Kathy Gee – three poems


I was seventeen before I tasted wine.
Ours was dandelion heads on verges,
fingers stained tobacco-brown at school.
Add Yorkshire tea dregs, citrus fruit, sultanas,
floating under grey-mould crust, the smell
of yeast from plastic buckets in the larder.
Choirs of bleep jars on my father’s wardrobe,
bottles in the cupboard out the back.

I tried to be the perfect, home-made wife,
transcribed my mother’s recipes
from marble-boarded pages stained with juice,
bought more fermentation jars and tubes.

On my divorce I emptied every bottle
down the sink.

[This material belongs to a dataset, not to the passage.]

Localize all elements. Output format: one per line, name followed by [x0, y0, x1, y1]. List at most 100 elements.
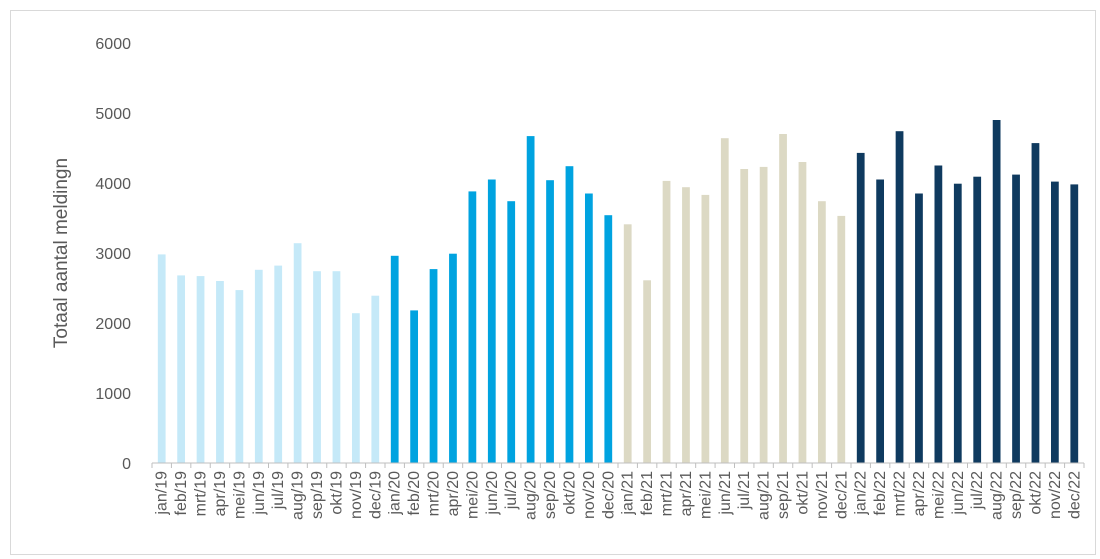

The kitchen smelled of childhood.

Almost Midnight

When Dad has be-bopped with his son,
danced ‘come on, come on, do
the Locomotion’ with his beautiful,
beautiful, given-away daughter;

when the trestles have been emptied,
guests drifted off down the lawn
and a lilac fascinator lies unloved
beneath a table; when the mother
of the bride has lost her shoes
and reunited friends don’t want to leave;

when, as if it’s the last time, the bride
has danced with her flower girls, hugging
and laughing with tears in their eyes,
and the last vintage bus is about to depart;

there, beneath an invisible fault-line in time,
the bridegroom winds his skinny arms
around his friends, their fair heads close
as wheat sheaves, reluctant to rip apart;
that’s when a dozen Chinese lanterns
dance in a bright, new constellation.

I can recommend divorce

I absobloodylutely love my single life.
I’ve started eyeing architects in corduroys,
those men who wear red beaten chinos,
men with beards and no commitment.

No one gives a damn if I eat meat
or finish off a box of biscuits.
I can choose the colour of my walls
and hang my paintings in the bathroom
far too close together.

Friends said ‘you’ll have time to do
those things you always wanted to’.
I’m fairly sure I always have. So now
I seek out small adventures on my own,
and sometimes, only sometimes
I can absobloodylutely understand
the purpose of a husband.

Kathy Gee works in museums and heritage in the UK. Since 2011 some fifty of her poems have been accepted by print and online magazines. Her first collection – Book of Bones – will be published by V. Press in 2016.